Premier Włoch Matteo Renzi zapowiedział we wtorek wyłożenie dodatkowego 1 miliarda euro na bezpieczeństwo i 1 mld euro na kulturę. Jak mówił w Rzymie, odpowiedzią na terroryzm musi być wzmocnienie środków bezpieczeństwa, ale także inwestycje w kulturę.

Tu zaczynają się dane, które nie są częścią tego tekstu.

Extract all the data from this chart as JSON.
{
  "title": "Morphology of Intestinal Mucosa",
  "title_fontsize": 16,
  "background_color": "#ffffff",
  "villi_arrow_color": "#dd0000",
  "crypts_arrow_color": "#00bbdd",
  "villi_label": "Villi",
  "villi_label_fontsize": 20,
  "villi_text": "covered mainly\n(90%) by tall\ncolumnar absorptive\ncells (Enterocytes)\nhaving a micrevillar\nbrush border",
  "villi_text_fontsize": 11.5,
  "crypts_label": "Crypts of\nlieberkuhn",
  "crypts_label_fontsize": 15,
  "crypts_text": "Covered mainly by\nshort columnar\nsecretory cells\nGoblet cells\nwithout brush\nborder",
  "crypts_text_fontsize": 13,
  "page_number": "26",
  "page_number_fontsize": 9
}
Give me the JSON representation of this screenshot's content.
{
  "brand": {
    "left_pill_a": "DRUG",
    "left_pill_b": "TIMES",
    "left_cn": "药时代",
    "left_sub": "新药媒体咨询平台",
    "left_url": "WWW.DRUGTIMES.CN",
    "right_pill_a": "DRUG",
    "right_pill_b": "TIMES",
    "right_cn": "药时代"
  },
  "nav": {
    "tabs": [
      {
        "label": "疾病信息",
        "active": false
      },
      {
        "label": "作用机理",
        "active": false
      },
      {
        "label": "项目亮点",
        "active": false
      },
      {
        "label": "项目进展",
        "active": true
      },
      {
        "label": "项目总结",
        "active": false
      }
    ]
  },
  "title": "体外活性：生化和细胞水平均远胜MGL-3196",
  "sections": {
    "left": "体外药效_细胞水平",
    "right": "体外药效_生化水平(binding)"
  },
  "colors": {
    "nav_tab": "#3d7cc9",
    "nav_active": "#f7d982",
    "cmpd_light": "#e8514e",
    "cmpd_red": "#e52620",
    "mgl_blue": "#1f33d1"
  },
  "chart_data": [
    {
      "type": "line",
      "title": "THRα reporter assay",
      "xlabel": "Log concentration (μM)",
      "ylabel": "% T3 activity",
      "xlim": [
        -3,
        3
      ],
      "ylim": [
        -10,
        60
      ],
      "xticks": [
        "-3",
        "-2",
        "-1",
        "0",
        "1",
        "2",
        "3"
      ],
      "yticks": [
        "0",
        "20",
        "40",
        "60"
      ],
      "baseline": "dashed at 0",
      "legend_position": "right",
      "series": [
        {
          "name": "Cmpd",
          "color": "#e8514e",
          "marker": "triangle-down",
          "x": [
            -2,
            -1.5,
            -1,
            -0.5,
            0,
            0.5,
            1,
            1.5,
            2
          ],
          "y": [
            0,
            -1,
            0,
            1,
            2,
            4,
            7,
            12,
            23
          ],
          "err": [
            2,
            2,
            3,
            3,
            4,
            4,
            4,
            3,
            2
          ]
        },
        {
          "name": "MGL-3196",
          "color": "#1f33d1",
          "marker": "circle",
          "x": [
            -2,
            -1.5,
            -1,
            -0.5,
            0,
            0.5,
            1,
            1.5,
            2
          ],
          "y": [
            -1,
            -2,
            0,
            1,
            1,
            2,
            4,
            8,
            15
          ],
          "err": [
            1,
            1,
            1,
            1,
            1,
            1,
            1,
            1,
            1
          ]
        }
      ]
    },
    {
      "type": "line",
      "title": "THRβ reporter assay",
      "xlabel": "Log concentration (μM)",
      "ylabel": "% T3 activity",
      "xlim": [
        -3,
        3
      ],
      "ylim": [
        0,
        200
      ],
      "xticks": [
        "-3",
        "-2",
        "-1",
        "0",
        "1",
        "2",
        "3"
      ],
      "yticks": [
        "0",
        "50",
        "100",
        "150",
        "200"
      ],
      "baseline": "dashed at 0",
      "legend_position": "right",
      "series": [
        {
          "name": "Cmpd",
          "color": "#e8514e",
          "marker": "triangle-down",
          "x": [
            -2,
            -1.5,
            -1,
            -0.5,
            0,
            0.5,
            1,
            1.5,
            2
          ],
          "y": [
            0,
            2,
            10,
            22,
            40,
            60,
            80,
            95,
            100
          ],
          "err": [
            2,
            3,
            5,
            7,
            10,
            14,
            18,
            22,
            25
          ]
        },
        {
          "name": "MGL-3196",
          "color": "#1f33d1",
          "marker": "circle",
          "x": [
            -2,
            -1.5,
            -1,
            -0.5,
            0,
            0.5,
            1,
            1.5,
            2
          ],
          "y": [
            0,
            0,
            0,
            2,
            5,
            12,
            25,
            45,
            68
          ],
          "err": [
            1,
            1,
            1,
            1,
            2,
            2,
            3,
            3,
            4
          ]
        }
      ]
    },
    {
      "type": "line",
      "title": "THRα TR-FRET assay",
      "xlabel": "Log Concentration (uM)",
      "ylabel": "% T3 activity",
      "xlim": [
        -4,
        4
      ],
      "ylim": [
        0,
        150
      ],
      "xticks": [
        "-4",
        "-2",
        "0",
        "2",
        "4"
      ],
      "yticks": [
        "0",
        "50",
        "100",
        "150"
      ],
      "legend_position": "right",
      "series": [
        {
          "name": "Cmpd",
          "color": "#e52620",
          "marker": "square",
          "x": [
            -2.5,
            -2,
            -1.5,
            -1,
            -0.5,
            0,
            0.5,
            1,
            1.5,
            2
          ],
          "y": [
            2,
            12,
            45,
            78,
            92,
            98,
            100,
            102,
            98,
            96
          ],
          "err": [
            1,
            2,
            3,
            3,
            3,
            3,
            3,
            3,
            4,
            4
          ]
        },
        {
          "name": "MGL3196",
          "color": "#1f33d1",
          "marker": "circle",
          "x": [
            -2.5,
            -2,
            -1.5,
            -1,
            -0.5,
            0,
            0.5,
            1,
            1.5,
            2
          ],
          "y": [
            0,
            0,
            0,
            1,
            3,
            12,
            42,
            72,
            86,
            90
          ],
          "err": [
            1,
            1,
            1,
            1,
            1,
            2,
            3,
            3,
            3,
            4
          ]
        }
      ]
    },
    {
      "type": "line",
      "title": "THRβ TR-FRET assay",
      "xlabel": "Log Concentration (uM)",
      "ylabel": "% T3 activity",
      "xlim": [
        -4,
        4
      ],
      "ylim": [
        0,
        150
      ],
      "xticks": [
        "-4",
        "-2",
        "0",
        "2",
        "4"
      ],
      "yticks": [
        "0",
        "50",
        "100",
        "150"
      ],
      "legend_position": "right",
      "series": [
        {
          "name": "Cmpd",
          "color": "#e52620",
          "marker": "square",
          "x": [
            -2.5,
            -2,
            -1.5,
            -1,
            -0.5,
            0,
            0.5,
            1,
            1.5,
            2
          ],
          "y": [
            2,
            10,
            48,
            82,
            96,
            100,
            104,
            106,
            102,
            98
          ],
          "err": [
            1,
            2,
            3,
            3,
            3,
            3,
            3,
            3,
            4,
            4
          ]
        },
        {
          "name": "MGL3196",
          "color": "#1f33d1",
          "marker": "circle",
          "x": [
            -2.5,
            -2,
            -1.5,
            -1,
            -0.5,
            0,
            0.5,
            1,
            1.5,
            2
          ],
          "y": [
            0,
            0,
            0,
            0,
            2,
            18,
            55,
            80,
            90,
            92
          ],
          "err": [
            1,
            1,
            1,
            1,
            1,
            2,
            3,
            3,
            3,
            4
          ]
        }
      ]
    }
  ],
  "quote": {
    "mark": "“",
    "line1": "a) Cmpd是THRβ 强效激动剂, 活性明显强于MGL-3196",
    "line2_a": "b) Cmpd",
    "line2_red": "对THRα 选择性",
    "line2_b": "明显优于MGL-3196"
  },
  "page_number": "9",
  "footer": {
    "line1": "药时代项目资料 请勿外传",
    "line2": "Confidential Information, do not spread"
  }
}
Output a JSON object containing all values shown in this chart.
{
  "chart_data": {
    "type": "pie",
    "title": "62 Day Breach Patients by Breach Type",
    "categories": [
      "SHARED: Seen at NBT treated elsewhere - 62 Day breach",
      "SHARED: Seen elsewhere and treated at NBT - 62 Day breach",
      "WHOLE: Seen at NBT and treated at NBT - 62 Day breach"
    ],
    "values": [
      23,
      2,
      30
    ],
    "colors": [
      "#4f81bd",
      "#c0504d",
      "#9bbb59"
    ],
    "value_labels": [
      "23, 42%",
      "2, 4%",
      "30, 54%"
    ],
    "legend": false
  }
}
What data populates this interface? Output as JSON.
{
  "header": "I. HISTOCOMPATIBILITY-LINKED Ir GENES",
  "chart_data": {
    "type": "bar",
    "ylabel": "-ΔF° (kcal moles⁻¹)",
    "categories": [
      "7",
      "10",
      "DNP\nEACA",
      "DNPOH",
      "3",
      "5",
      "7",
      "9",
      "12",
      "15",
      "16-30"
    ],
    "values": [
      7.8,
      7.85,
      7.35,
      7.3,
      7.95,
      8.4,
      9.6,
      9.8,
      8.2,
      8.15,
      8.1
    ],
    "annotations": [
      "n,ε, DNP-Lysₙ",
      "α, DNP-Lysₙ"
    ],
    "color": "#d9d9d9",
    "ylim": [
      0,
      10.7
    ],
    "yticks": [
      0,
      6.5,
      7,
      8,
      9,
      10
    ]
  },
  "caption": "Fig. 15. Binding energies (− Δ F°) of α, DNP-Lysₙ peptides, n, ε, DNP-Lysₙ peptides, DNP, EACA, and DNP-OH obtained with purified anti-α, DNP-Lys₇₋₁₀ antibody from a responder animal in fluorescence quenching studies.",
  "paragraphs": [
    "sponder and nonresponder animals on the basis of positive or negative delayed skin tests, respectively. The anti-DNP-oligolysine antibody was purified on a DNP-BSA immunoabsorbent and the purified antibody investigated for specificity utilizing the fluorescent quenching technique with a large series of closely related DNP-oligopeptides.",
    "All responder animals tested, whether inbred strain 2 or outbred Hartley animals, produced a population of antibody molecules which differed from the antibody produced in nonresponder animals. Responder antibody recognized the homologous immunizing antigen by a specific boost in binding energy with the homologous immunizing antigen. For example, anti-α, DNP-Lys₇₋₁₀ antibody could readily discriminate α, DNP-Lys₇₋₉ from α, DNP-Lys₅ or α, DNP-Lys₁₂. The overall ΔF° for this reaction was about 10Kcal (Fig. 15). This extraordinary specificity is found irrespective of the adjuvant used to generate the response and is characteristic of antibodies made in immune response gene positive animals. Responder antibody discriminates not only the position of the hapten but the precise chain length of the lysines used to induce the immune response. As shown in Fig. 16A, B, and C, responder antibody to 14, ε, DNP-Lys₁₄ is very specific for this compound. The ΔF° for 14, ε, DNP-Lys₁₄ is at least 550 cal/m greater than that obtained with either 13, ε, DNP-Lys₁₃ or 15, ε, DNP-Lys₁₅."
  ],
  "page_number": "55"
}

- Oni wyobrażają sobie terror, my odpowiadamy kulturą - oświadczył szef włoskiego rządu w przemówieniu na Kapitolu, w którym poinformował o przesunięciu 2 miliardów euro z budżetu na bezpieczeństwo i kulturę. Decyzję podjęto po zamachach w Paryżu - wyjaśnił. Nawiązując do nich, Renzi stwierdził: "Ten, kto uważa, że łzy są niepotrzebne, jest robotem, a nie człowiekiem. Mamy obowiązek pozostać ludźmi". Ale - dodał - "kiedy łzy wyschną, czas reagować". - My się nie poddamy w obliczu terroru, oni wcześniej się poddadzą - powiedział Renzi.
Prezent na "osiemnastkę"
W następujący sposób opisał plany jego rządu: "Wraz z każdym euro zainwestowanym w bezpieczeństwo musi iść euro zainwestowane w kulturę. Musimy pamiętać, kim jesteśmy, i musimy inwestować w edukację, kulturę, sport". - Wraz z każdym euro na bezpieczeństwo w sieci musi iść jedno na start up, z każdą inwestycją w policję - większy wysiłek w sprzątanie peryferii, z każdym wozem opancerzonym - boisko do piłki nożnej, z każdą sztuką broni - kosz na śmieci - mówił Renzi. Ponadto premier zapowiedział, że każdy Włoch z chwilą ukończenia 18 lat otrzyma 500 euro, które będzie mógł wydać na kulturę; na teatr, muzeum, koncert. Jak wyjaśnił, będzie to forma powitania w świecie dorosłych".